Speaking of where you want to be on the team during the season, you may have to shuffle around the goals you had from last season or the previous track season. Those goals might have been based on a full summer of mileage. That summer did not happen, and your goals might need some tweaking. You may have missed 4-6 weeks of running, and the goal of being the #1 runner on the team or even making the varsity squad may not be as realistic at the start. Of course, you should not just scrap the goal totally, but the timeline that you might have been envisioning may be wrecked from the first practice. Look at where you are now and evaluate those goals.
A good quote to think about is often attributed to the Navy Seals, “Nothing is impossible, some things just take longer.” Maybe the pre-summer goal of being the #1 runner at the start of the summer can be replaced with being the #1 runner by the end of the season. You might also have to accept some slower early-season race times. Slower times on courses you ran on last season can be quite humbling, but they can also be quite motivating. If you are new to the sport, it is also wise to be realistic about your times. You may be going up against runners with literally thousands of miles in their legs.
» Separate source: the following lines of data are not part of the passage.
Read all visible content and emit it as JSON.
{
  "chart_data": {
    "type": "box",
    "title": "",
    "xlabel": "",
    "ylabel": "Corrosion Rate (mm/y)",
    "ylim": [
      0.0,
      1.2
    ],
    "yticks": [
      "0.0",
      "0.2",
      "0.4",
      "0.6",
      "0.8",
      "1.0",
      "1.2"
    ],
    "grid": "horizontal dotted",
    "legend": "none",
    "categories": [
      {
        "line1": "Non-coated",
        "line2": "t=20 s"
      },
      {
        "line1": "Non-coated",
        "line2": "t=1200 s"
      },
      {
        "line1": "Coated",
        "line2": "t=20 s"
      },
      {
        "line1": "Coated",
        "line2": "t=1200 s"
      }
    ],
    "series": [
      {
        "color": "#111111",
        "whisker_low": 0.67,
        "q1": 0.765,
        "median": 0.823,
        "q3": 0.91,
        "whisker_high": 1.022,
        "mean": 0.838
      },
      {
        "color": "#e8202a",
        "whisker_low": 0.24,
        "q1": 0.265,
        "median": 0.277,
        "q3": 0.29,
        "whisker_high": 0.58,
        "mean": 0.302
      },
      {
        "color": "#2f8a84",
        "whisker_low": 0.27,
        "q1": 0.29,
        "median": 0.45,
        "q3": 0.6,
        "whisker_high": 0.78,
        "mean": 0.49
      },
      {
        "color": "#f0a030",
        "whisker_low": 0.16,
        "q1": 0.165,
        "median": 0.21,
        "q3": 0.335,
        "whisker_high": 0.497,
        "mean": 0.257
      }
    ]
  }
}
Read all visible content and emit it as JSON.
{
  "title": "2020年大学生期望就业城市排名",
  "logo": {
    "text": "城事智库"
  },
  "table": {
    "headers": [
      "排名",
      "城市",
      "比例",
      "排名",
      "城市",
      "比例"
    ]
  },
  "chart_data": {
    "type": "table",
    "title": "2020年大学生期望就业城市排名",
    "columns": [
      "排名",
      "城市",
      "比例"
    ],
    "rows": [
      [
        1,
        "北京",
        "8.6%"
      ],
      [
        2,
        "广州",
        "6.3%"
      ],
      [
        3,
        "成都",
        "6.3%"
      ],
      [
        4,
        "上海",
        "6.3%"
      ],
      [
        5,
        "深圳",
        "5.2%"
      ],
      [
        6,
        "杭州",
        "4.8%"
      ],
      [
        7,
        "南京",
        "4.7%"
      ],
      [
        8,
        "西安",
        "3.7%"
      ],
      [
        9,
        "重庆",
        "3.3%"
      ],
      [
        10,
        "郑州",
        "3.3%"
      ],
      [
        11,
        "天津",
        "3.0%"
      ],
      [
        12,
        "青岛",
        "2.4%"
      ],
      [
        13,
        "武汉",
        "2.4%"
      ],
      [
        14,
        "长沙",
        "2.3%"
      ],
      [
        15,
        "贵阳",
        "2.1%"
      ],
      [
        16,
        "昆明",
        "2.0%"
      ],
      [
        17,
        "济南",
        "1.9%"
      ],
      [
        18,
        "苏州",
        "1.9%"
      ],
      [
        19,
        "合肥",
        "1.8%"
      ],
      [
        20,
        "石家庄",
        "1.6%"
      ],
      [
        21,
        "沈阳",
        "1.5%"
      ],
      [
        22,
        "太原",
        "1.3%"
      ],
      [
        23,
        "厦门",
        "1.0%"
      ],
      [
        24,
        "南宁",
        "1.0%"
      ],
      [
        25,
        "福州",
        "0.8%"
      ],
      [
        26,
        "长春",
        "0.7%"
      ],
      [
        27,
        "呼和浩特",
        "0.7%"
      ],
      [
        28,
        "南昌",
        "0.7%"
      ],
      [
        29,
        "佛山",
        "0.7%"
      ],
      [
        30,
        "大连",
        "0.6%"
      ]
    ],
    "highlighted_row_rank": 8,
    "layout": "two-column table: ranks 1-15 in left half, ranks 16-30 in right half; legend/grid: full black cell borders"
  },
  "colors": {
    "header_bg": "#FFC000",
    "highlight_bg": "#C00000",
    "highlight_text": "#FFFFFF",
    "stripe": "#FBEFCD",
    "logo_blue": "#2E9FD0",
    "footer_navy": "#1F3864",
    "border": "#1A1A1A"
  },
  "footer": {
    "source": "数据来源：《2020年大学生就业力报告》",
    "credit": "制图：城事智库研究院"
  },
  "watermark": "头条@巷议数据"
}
You are not the first runner to miss a summer opportunity. The odds are that you are not the only person on the team who is kicking off their running with the first official day of practice. Talk to your coach about the upcoming season and where you are physical. Be honest about what you have or have not done. If you are lucky, you and your coach can come up with a plan. Some schools take returning runners that are not as fit and turn them into “tour guides” for the new runners. These guides teach the common routes for the new team members and keep them from trying to run with the fitter runners until they have some safe miles in their legs. Even if you have a new coach, another set of eyes keeping an eye on you and helping track your fitness is rarely a bad thing.
Focus On Details
If you are in a rush to get in shape, you need to be doing all the little things that can maximize recovery. You will be asking a lot of your body over the coming weeks, and you owe yourself to give it a fighting chance. This means you are going to have to get serious about your good habits. The number one priority for recovery is going to be getting all your sleep. When you sleep, your body is spending considerable resources repairing all the damage you did during the day. Muscle repair and body maintenance are one of the top priorities during the first few hours. However, if you are not getting enough sleep, your brain will put physical repair on hold in favor of memory storage and other brainpower processes. This means that during the next run, your body may not be fully recovered, and that can dramatically increase your chance of injury. You will also need to be sure you are getting proper nutrition and hydration. A truth in sports nutrition is garbage in= garbage out. If you are eating junk or an endless line of fast food and energy drinks, you are not giving your body the basic material it requires to repair itself. The same approach applies to hydration. Water makes up around 60% of your body. It helps remove waste and is needed to aid digestion. Not having enough water will slow multiple systems you are counting on for training.
Even if you did not lace up the shoes once this summer because you did not plan on joining the team or had every intention of having a summer of running that just got away from you, it is not too late to have a good season. Granted, it might take the bulk of the season to keep up with the lead pack, but a little patience and planning will go a long way. Remember that sports are more about the lessons and the time with teammates than hardware and accolades. Enjoy the time and the confidence that comes from running and being fit. Who knows, maybe next summer, you will give a copy of this article to the friend you talked into the running cross country in mid-August!